I enjoyed uncovering the mystery of her parents in this one, and while I have many unanswered questions about Rynn, I think she’s much more sympathetic and likeable than Merricat in Shirley Jackson’s novel. There’s also a sense of poetic justice that pervades the text. Rynn seems to enjoy her autonomy and it earns her our respect as an audience when we see how independent and resourceful she is. She’s also visited by a friendly police officer (who is also a bit useless, naturally) and her magician friend/police officer’s nephew/friend with benefits Mario, who seems nice enough, although perhaps still a bit dodgy with their age difference (one of the main controversies from the film arose from Foster’s nudity in the film, which was thankfully a stunt double and played by her adult sister Connie). I think the critics who think the mystery plot points are weak are missing the point of the film – it’s really about Rynn and her preservation, and the mystery is just a framing device to expose us to her vulnerability (as shown in Frank’s increasingly heinous visits and demands) and self-preservation.
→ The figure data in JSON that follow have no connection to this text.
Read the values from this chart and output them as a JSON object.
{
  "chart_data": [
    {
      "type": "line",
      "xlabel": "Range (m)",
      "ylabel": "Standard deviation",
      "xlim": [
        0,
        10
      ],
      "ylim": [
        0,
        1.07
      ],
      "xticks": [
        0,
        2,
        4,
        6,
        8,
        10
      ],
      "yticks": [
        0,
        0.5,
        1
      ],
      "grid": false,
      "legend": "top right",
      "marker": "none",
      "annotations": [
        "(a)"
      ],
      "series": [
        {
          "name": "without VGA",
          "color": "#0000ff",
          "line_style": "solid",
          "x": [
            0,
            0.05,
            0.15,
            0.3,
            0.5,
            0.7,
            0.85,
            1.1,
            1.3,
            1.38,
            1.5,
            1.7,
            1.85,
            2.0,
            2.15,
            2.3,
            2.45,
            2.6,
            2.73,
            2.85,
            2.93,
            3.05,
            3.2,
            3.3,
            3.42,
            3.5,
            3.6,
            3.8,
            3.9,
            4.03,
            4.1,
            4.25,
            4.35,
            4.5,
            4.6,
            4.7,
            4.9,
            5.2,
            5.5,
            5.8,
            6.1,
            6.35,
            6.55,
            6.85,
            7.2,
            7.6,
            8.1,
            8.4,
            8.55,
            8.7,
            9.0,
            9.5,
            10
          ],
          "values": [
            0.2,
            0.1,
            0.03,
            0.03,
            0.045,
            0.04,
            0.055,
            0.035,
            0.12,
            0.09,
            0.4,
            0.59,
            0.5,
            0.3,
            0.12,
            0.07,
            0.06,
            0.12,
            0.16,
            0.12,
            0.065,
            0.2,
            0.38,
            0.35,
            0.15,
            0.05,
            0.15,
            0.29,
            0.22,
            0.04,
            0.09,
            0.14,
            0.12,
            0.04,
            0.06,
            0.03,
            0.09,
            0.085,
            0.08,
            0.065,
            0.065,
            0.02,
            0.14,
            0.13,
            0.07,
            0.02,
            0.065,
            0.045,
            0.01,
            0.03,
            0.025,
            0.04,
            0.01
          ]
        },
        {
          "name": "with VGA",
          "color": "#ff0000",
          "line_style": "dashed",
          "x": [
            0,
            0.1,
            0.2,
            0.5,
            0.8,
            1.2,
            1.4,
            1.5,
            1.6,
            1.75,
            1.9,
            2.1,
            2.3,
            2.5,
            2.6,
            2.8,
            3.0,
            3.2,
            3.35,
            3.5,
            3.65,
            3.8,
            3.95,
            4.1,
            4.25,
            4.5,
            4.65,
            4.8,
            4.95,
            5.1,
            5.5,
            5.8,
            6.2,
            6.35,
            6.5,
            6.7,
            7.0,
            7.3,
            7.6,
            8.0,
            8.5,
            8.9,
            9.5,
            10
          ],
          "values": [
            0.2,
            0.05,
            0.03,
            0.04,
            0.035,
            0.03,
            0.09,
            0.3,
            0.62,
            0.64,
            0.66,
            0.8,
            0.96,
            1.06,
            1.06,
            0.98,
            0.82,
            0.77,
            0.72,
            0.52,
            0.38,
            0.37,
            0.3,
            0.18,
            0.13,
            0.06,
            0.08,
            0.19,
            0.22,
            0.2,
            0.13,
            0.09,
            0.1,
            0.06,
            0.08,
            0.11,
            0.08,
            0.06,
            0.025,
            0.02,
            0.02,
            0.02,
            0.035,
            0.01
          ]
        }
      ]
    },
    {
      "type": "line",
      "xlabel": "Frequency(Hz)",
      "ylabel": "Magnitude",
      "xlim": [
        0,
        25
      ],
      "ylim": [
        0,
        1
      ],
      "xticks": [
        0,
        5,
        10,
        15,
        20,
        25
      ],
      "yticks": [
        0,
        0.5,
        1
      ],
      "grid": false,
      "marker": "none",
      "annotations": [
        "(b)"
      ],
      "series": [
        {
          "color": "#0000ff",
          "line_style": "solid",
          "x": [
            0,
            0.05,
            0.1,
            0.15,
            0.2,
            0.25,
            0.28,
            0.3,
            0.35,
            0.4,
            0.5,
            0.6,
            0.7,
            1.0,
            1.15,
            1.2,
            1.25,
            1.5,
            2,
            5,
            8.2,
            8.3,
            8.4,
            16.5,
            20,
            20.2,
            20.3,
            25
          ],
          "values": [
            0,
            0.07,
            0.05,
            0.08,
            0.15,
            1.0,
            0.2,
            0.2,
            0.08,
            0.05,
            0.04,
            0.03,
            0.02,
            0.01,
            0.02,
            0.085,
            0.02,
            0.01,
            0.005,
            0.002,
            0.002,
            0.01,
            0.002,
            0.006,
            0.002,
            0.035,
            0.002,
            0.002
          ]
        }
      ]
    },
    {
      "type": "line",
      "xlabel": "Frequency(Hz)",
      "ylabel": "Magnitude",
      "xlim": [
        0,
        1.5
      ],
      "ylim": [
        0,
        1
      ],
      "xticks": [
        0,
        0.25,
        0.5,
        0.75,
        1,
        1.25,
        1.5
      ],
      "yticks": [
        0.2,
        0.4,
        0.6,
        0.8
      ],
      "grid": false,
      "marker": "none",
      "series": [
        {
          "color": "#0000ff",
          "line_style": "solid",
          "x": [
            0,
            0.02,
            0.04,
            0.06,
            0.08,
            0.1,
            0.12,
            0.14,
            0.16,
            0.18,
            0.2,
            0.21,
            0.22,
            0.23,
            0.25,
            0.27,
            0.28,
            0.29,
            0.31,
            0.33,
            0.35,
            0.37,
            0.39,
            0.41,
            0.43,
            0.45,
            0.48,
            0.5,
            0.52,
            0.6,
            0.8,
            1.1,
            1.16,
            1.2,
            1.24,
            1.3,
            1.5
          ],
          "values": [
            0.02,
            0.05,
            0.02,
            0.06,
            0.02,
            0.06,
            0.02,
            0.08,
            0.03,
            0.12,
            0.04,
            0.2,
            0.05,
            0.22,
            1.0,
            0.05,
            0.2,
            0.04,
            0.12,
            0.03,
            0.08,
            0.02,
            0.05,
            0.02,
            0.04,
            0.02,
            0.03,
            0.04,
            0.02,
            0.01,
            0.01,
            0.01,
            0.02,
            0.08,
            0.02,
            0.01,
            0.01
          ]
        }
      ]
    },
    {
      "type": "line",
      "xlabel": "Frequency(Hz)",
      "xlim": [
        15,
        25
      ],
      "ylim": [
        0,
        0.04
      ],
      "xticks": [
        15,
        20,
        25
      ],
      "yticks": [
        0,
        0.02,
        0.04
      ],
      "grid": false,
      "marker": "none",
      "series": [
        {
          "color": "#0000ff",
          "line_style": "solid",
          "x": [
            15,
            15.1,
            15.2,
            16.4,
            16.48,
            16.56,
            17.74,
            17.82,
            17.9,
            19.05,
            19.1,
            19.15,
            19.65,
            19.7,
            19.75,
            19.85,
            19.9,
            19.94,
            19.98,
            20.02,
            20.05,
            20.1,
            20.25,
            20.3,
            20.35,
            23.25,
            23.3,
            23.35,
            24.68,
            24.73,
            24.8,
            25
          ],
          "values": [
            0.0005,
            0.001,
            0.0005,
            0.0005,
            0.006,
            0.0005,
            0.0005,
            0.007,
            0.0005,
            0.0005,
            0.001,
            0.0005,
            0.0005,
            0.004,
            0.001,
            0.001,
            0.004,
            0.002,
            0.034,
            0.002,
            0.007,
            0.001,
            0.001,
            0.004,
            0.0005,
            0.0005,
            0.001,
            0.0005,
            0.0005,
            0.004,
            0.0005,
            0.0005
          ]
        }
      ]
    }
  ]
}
Frank himself is the embodiment of white male privilege, a WASPish young man with no disregard for others or manners or even the well-being and safety of children, and indeed, his toxicity and predatory behaviour is a threat that is far more dangerous than any absent parents. Frank can do as he pleases and get away with his crimes because he lives a life of privilege from his mother’s investments, even though she is hardly likeable but carries sway in the town. His crimes are mostly well known and the town’s dirty secrets, yet no one seems to stand up and take him out as they really should.
As a genre film, it’s part mystery, thriller, and possibly even horror. I think the film effectively blends and transcends these genre categories, and it’s really fascinating to watch. Apparently it was initially supposed to be a play, and there’s a theatricality and sense of theatre set design throughout that make this appealing to watch, and augmented by the strong actor performances all around. This is a buried treasure in Foster’s early filmography and it exceeded all of my expectations. I’m glad that Shudder is offering this great film and I hope more folks can experience it.